Маргарет по-прежнему скорбела по своей утраченной любви к нему. Нельзя сказать, чтобы это чувство кануло в одночасье; иногда под хладным покровом печали, словно уголек в угасшем костре, нежным огоньком вдруг затепливалось чувство, от которого молодо и нежно вздрагивало сердце. Супружество их складывалось так, что по отношению к мужу Маргарет чувствовала себя скорее матерью, нежели женой. Может, в этом и крылась суть. Как и многое другое, любовь к Генриху за годы стежок за стежком, капля за каплей истончалась, истекала, пока не иссякла окончательно. Но как ни странно, это теперь не играло особой роли. Мать или жена, но Маргарет знала, что не успокоится, пока враги ее мужа – точнее, их хладные тела – не окажутся под землей. Иного чувства Йорк ей не оставил, и вина его была в том, что он вновь окунул голову Генриха в воды забвения. И при воспоминании о том, каким был ее Генрих до Сент-Олбанса – яркоглазым, устремленным в грядущее, – сердце Маргарет вновь и вновь содрогалось смертной истомой. Ему был дарован шанс жить, быть живым – а Йорк безжалостно его отнял, хладнокровно удерживая Генриха под завесой горя, пока тот не угас повторно. И видимо, окончательно.
– Это я, Генри, – ласково сказала она. – Маргарет.
Что удивительно, он сейчас не лежал, как обычно, навзничь, а сидел на своей широченной кровати, в окружении небрежно разбросанных фолиантов и свитков.
– Я слышал нынче какие-то голоса. Хотел было встать, подойти, но… – Король пожал плечами, не в силах объяснить ту летаргию, что отняла у него всякую волю, превратив элементарную по сути задачу в непосильную.
Маргарет подоткнула юбки и присела на краешек кровати, оглядывая беспорядок на скомканном покрывале. Ее любопытство не укрылось от Генриха.
– Билли о лишении прав состояния, – с томной улыбкой к своей слабости пояснил он. – А вон там, в ногах, Хартия вольностей[30]. Мне их принесли, хотя не припоминаю, чтобы я их просил.
Маргарет принялась собирать свитки, скрывая раздражение. Ей-богу, надо будет найти и высечь того из слуг, кто принес эти документы королю. В обстановке строжайшей секретности она распорядилась, чтобы из архивов Лондона ей доставили огромный перечень бумаг, среди которых крылись те, что были ей действительно нужны. Поручение было выполнено, но так, что в итоге наиважнейшие свитки и манускрипты попали в руки не к ней, а к Генриху.
– Их запрашивала я, Генри. Не хотела, чтобы ты, будучи еще не совсем здоров, отягощал себя какими-то вздорными бумагами.
– Нет-нет, мне было очень интересно! – воскликнул король оживленно. – Я считай что весь день провел за чтением. От этих биллей о конфискации, дорогая, у меня просто волосы дыбом. Кровь стынет в жилах при чтении, что там творилось. Ты читала хронику о казнях Диспенсеров? Отца изрубили на куски и скормили собакам, а сына…
– Я не хочу об этом слышать, Генри, – прервала мужа Маргарет. – Но уверена, что своей участи они вполне заслуживали, коли стояли против своего Богом избранного короля.

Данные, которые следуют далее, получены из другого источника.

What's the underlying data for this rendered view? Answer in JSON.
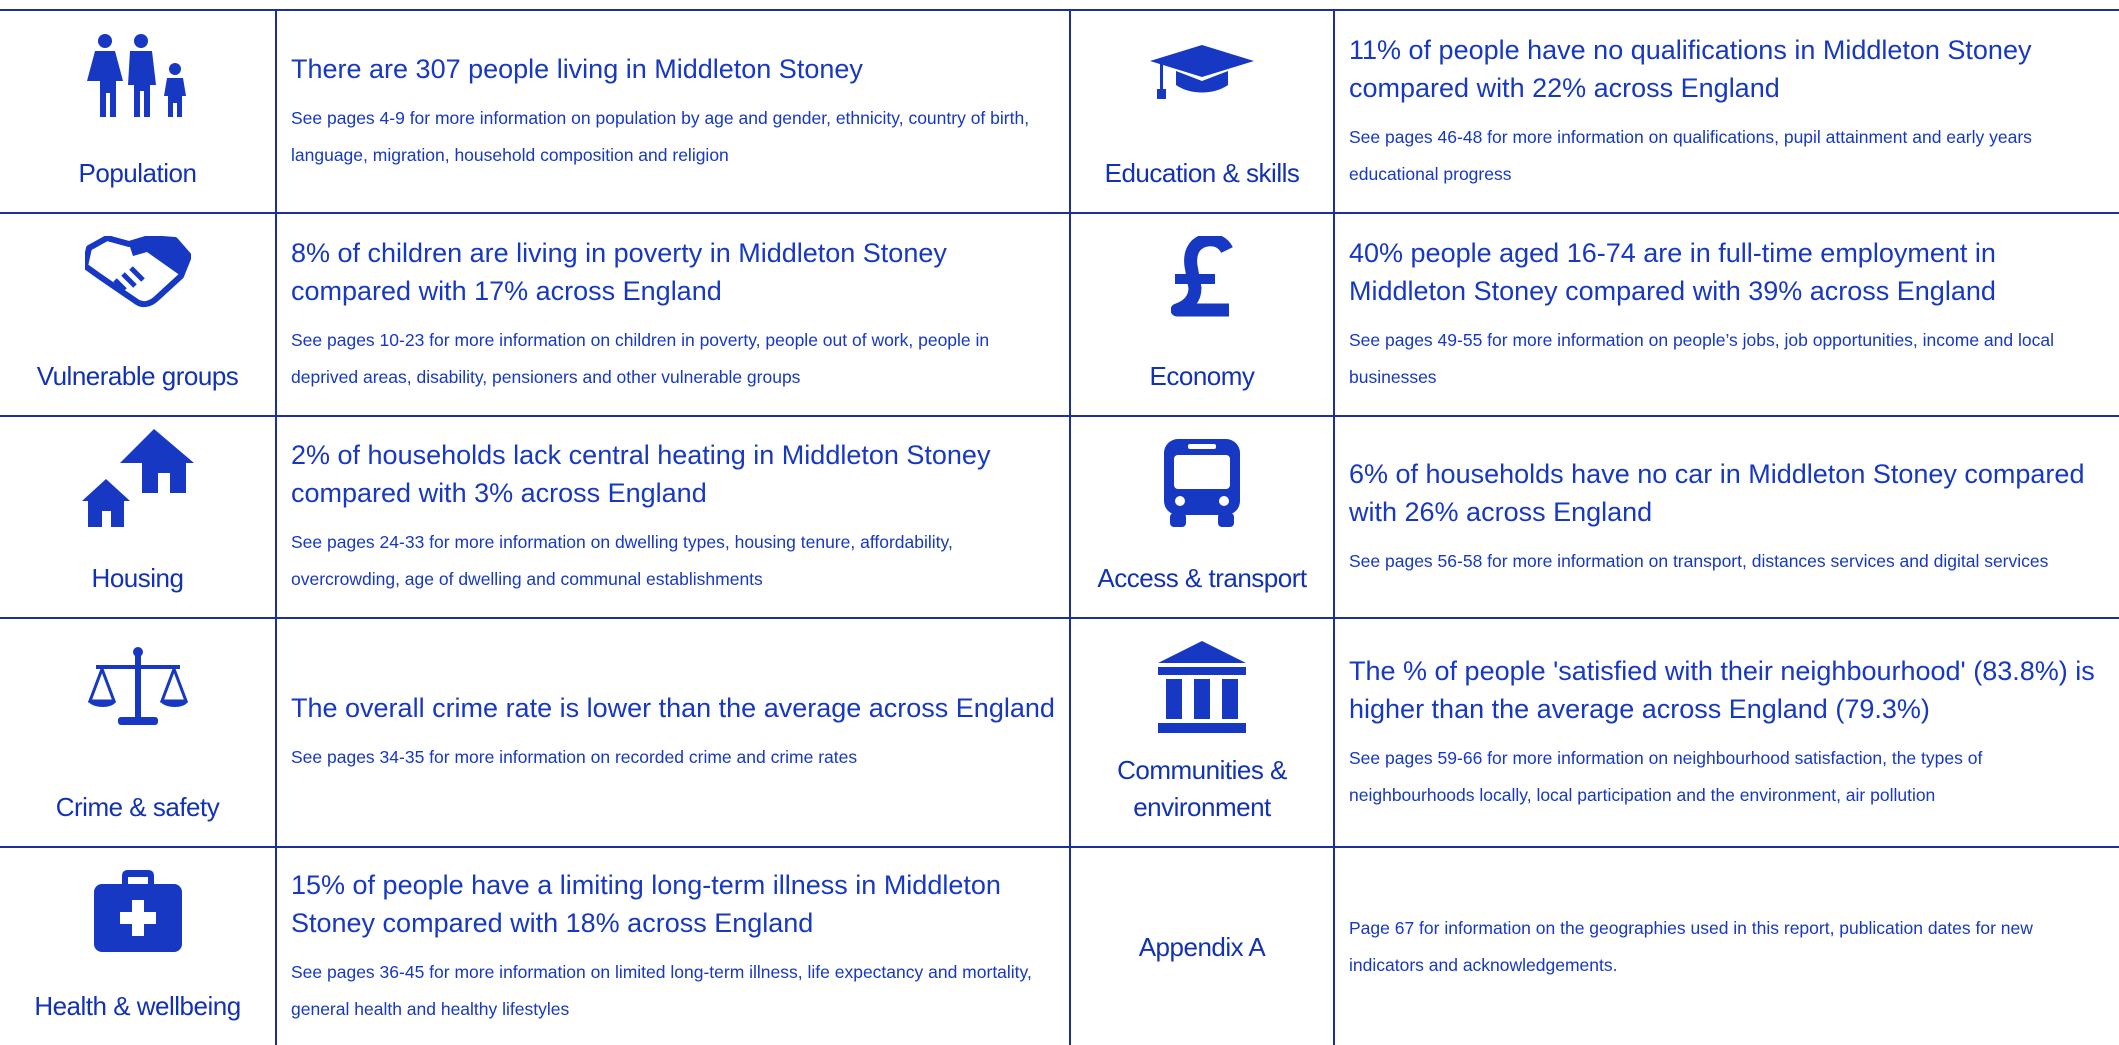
{
  "cells": [
    {
      "label": "Population",
      "headline": "There are 307 people living in Middleton Stoney",
      "detail": "See pages 4-9 for more information on population by age and gender, ethnicity, country of birth, language, migration, household composition and religion"
    },
    {
      "label": "Education & skills",
      "headline": "11% of people have no qualifications in Middleton Stoney compared with 22% across England",
      "detail": "See pages 46-48 for more information on qualifications, pupil attainment and early years educational progress"
    },
    {
      "label": "Vulnerable groups",
      "headline": "8% of children are living in poverty in Middleton Stoney compared with 17% across England",
      "detail": "See pages 10-23 for more information on children in poverty, people out of work, people in deprived areas, disability, pensioners and other vulnerable groups"
    },
    {
      "label": "Economy",
      "headline": "40% people aged 16-74 are in full-time employment in Middleton Stoney compared with 39% across England",
      "detail": "See pages 49-55 for more information on people’s jobs, job opportunities, income and local businesses"
    },
    {
      "label": "Housing",
      "headline": "2% of households lack central heating in Middleton Stoney compared with 3% across England",
      "detail": "See pages 24-33 for more information on dwelling types, housing tenure, affordability, overcrowding, age of dwelling and communal establishments"
    },
    {
      "label": "Access & transport",
      "headline": "6% of households have no car in Middleton Stoney compared with 26% across England",
      "detail": "See pages 56-58 for more information on transport, distances services and digital services"
    },
    {
      "label": "Crime & safety",
      "headline": "The overall crime rate is lower than the average across England",
      "detail": "See pages 34-35 for more information on recorded crime and crime rates"
    },
    {
      "label": "Communities & environment",
      "headline": "The % of people 'satisfied with their neighbourhood' (83.8%) is higher than the average across England (79.3%)",
      "detail": "See pages 59-66 for more information on neighbourhood satisfaction, the types of neighbourhoods locally, local participation and the environment, air pollution"
    },
    {
      "label": "Health & wellbeing",
      "headline": "15% of people have a limiting long-term illness in Middleton Stoney compared with 18% across England",
      "detail": "See pages 36-45 for more information on limited long-term illness, life expectancy and mortality, general health and healthy lifestyles"
    },
    {
      "label": "Appendix A",
      "detail": "Page 67 for information on the geographies used in this report, publication dates for new indicators and acknowledgements."
    }
  ]
}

– А мне кажется, что Диспенсеры стояли как раз за него. Они поддерживали Эдуарда II, но после того, как вышел билль, их сына протащили привязанным к лошадям, а затем на плоти ножом вырезали заповедь против греха. А потом…
– Генри, прошу тебя, не надо! Меня от таких вещей бросает в дрожь. Тебе нужно отдохнуть, а не распалять свои мысли этими жуткими картинами. Как ты теперь заснешь, со всеми этими сценами перед внутренним взором?